Au lendemain de Friedland, Joseph de Maistre entreprend spontanément une démarche hardie. Il voudrait aller voir l’empereur des Français et lui parler lui-même dans l’intérêt du roi de Sardaigne, son maître. Il ne craint pas de se rapprocher de l’un des meurtriers du duc d’Enghien, le général Savarv, par l’entremise de M. de Laval. Il se donne deux raisons pour agir ainsi : la certitude où il est que le Roi n’a pas été nommé dans l’entrevue de Tilsit et la conviction qu’il a de lui être utile. Il laisse une note où il est dit que, s’il lui arrive malheur, il prie Sa Majesté de faire venir sa femme et ses filles à Saint-Pétersbourg où elles vivront avec son fils et son frère Xavier. Avant de se décider à cette démarche, il a bien examiné la personne et le caractère de Napoléon, et voici ce qu’il en pense.

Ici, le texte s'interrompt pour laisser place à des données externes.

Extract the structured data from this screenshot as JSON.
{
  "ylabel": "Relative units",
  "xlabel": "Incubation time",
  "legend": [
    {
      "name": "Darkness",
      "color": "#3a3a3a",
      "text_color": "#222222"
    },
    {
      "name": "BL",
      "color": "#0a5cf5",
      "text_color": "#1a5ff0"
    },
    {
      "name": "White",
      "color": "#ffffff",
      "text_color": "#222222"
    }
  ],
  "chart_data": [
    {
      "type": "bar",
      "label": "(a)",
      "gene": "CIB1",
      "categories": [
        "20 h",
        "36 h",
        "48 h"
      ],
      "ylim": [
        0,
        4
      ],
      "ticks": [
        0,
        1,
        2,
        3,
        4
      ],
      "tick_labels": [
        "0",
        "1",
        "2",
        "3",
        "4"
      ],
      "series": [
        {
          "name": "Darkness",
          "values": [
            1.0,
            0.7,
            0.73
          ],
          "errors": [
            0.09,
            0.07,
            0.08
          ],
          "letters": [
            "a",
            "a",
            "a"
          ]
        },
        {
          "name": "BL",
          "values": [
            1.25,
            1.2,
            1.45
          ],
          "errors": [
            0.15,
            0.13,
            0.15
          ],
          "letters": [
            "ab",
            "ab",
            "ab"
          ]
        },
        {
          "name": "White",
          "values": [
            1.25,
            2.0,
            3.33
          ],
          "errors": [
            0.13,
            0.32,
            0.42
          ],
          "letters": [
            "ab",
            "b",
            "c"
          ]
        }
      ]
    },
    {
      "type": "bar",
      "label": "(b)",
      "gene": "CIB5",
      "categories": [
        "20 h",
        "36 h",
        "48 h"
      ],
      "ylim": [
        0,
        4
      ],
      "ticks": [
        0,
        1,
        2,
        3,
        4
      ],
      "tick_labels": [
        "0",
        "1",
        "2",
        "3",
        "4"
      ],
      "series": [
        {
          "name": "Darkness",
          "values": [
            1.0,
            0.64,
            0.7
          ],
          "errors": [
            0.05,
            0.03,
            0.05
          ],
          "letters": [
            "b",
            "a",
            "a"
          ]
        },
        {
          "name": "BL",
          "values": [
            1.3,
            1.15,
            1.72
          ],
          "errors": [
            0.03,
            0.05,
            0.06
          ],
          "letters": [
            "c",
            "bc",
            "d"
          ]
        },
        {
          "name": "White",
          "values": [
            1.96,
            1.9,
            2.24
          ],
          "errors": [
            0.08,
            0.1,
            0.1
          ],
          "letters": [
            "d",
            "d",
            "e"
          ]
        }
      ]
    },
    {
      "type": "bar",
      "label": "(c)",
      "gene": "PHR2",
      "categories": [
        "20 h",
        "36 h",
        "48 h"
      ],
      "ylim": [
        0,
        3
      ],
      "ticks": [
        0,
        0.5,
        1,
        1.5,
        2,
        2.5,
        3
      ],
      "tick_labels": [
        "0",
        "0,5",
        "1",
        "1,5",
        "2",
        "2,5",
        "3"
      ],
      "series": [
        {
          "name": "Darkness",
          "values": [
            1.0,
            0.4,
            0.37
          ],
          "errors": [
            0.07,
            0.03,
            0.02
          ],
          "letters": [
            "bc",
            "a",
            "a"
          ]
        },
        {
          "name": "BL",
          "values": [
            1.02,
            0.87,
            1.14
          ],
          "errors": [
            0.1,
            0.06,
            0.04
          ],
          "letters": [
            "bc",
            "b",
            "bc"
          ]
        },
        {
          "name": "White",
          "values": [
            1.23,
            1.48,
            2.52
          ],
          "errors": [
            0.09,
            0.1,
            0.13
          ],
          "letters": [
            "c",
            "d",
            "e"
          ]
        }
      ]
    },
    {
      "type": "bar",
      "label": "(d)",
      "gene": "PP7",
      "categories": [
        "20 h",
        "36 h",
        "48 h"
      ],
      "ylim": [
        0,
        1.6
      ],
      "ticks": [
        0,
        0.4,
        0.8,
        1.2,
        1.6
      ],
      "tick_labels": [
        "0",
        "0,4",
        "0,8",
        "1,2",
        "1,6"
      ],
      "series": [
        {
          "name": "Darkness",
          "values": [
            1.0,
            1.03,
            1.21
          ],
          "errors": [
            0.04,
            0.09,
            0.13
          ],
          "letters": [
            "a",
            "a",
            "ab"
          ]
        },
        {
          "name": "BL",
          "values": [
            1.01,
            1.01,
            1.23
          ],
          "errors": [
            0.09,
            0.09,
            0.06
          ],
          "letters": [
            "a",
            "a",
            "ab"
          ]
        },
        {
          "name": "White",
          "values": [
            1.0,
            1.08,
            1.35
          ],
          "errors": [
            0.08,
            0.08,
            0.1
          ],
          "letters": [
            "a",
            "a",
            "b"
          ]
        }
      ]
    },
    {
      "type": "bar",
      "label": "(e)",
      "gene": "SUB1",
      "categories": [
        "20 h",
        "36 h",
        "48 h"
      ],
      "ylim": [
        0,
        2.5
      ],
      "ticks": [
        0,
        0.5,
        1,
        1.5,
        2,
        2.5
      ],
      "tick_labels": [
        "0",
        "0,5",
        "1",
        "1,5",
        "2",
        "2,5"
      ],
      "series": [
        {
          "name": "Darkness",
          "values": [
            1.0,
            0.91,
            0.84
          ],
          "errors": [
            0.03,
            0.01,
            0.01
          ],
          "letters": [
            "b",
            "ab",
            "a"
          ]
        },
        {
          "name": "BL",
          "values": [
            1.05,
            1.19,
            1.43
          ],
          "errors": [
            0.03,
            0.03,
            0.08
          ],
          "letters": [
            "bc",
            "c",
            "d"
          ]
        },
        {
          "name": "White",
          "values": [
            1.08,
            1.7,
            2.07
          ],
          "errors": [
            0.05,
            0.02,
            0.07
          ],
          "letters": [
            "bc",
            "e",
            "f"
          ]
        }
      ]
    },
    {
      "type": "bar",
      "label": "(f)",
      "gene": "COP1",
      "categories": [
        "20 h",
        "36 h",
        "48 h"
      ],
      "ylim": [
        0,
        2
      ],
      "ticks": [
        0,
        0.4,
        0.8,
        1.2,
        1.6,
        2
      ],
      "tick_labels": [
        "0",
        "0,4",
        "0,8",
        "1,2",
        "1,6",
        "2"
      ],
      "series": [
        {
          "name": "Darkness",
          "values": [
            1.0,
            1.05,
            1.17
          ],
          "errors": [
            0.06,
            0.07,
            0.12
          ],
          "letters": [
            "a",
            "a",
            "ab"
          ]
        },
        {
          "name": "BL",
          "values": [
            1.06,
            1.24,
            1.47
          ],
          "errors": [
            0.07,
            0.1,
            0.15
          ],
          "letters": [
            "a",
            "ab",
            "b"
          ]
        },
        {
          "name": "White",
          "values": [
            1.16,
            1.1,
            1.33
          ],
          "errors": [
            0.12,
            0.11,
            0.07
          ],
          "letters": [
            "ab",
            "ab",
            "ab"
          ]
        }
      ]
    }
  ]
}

« Il y a quinze ans que j’étudie la Révolution française. Je me trompe peu sur les grands résultats et jamais je n’ai trompé mon maître. Constamment je lui ai dit : Tant que les Français supporteront Bonaparte, l’Europe sera forcée de le supporter. Quelle époque ! Quel champ pour l’homme d’État ! Bonaparte fait écrire dans ses papiers qu’il est l’envoyé de Dieu. Rien n’est plus vrai. Allons notre train !… L’Europe est à Bonaparte, mais notre cœur est à nous. Pour moi, je ne m’étonne de rien et je ne vis plus que dans l’avenir. Avant de connaître la bataille du 14 juin, j’avais écrit : Rien ne peut rétablir la puissance de la Prusse. Vous voyez que je ne m’étais pas trompé… Il y a longtemps que j’ai prévu et annoncé cette catastrophe. J’ai eu, depuis que je raisonne, une aversion particulière pour Frédéric II qu’un siècle frénétique s’était hâté de proclamer grand homme, mais qui n’était au fond qu’un grand Prussien. » Joseph de Maistre appelle encore ce roi « l’un des plus grands ennemis du genre humain. Sa monarchie, héritière de son esprit, dit-il, était devenue un argument contre la Providence… pour les sots, bien entendu, mais il y en a beaucoup.